Prestes a completar 40 anos no próximo dia 9 dezembro, ele finalmente encontrou a sua mãe biológica, que vive em Foz do Iguaçu. Apesar do jeito reservado e de falar pouco, um dia ela aconselhou o filho: “Estou vendo que a sua vida está numa rotatividade especial, se um dia a Elza Soares atravessar o seu caminho, pergunte a ela sobre seu pai”, reproduz Mike.
A convite do ator Lázaro Ramos, o músico passou a integrar “um grupo onde se debatem questões relativas ao homem negro na sociedade contemporânea, formado por advogados, juízes, atores, cantores, policiais, todos os perfis”, explica. Na semana do assassinato da vereadora carioca Marielle Franco (1979-2018), em março de 2018, uma discussão no grupo o sensibilizou. “Fiquei com um sentimento muito ruim no coração, como se tivesse morrido alguém da minha família”, afirma o artista, pai de um menino de 18 anos e de uma menina de 9.
“Graças a Deus, os dois tiveram acesso a uma largada diferente da minha, mas o meu filho é preto e jovem, tem o perfil de quem mais morre nesse país”, lamenta. O impacto da morte de Marielle levou Mike a compor “Não Tá Mais de Graça”, gravada em dueto com Elza no disco “Planeta Fome”. O encontro ainda rendeu uma revelação. José Baptista Ribeiro, baterista de Elza nos anos 60, era o pai de Mike. Desde então, ela passou a chamá-lo de “Baptistinha”. “Foi uma choradeira só”, conta Mike, que cantou com Elza no Rock in Rio e vai acompanhá-la na próxima turnê.

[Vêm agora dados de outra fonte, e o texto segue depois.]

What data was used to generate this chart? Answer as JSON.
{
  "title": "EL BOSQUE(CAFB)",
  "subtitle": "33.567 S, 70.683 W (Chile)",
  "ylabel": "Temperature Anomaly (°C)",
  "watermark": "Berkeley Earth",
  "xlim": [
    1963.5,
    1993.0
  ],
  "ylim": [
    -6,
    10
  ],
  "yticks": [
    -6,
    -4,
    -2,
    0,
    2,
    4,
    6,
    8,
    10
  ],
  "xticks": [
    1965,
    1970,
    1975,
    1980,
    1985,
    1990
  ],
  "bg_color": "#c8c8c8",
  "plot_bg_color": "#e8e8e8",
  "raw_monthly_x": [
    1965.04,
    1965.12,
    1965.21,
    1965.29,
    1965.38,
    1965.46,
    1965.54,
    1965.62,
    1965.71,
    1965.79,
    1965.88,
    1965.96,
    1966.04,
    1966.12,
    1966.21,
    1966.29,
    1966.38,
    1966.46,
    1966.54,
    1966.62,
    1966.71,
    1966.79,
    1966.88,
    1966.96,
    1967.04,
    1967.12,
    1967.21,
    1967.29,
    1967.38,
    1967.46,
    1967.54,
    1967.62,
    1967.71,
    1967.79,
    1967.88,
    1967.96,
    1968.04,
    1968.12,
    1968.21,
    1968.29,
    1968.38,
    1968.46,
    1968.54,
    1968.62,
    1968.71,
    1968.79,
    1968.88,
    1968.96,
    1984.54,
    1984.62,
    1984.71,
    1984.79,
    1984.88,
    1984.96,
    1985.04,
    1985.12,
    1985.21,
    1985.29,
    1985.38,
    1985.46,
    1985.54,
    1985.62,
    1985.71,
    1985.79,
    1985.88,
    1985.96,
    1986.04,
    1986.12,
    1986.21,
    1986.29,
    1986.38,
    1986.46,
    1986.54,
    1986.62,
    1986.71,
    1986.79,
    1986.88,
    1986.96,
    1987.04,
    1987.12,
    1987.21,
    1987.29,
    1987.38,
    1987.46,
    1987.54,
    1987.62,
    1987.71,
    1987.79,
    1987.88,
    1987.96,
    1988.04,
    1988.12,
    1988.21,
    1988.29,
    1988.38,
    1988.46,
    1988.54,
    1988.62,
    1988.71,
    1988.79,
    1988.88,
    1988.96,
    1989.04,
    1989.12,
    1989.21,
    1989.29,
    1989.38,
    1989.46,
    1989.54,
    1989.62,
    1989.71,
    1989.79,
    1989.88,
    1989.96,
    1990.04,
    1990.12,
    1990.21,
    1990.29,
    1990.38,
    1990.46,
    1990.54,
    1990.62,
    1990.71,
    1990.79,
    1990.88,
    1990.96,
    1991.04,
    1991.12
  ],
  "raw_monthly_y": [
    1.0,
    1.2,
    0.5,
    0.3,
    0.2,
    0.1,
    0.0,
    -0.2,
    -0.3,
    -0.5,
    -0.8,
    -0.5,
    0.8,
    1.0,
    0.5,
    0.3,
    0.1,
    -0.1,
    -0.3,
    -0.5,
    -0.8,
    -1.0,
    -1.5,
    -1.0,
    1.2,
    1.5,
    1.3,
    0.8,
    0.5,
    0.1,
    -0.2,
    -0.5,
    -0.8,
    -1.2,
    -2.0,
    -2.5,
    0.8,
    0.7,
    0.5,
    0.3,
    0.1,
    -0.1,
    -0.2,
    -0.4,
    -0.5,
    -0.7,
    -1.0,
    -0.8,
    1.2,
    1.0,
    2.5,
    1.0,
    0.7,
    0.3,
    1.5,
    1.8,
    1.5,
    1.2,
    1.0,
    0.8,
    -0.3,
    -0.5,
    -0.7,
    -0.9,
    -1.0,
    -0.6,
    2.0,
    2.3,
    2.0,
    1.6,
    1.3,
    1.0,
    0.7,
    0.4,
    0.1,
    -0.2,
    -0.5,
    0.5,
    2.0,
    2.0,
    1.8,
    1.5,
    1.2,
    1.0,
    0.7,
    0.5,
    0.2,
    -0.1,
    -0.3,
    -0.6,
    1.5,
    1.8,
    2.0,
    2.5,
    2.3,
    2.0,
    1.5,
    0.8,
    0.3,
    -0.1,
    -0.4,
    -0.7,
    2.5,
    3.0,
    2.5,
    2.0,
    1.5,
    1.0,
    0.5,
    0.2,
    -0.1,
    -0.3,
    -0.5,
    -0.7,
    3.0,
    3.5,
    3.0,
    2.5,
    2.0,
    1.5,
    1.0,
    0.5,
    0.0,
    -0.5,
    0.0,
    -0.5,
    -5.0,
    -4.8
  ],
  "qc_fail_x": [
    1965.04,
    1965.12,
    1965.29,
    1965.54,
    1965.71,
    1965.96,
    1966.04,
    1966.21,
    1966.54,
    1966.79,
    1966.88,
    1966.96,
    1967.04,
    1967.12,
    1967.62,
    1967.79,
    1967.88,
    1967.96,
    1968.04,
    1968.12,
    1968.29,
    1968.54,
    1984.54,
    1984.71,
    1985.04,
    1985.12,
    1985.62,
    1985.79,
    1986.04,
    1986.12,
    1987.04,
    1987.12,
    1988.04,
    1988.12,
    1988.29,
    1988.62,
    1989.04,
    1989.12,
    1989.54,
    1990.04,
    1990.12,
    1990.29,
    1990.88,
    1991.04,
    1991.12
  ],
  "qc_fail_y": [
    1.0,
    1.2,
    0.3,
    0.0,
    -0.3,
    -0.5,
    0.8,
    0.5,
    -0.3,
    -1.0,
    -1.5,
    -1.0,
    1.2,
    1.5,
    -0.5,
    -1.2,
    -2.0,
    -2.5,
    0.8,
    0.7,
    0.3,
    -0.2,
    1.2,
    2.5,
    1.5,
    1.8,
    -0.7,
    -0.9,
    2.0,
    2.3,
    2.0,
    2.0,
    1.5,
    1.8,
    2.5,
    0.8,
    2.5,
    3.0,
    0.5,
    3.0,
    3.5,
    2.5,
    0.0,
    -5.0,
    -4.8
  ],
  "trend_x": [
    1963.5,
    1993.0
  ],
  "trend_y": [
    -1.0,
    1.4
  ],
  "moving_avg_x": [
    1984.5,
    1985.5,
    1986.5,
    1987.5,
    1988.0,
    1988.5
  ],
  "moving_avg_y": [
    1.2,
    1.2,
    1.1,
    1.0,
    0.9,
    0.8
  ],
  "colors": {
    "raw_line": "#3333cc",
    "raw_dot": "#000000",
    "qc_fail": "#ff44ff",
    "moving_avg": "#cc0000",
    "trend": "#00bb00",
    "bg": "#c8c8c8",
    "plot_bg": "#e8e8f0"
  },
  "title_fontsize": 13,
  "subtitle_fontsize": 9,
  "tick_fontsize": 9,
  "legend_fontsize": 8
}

Fundador do Dream Team do Passinho, ele enaltece a estética do grupo. “A favela tem essa liberdade, amanhece um céu azul maravilhoso e está todo mundo com roupas coloridas na rua”, orgulha-se. Os integrantes se conheceram na Batalha do Passinho, criada por Mike e oriunda do Espaço Cultural na Encolha, iniciativa desenvolvida no quintal de sua casa. Com o Dream Team, o compositor foi até Angola, na África. “Cheguei ao supermercado e fiquei chocado, porque na embalagem do xampu não tinha uma ‘loirona’, mas uma mulher negra. O racismo no Brasil é estrutural”, aponta ele, que admite sentir “orgulho quando crianças negras” se mostram identificadas com o seu “cabelo irado”, conclui.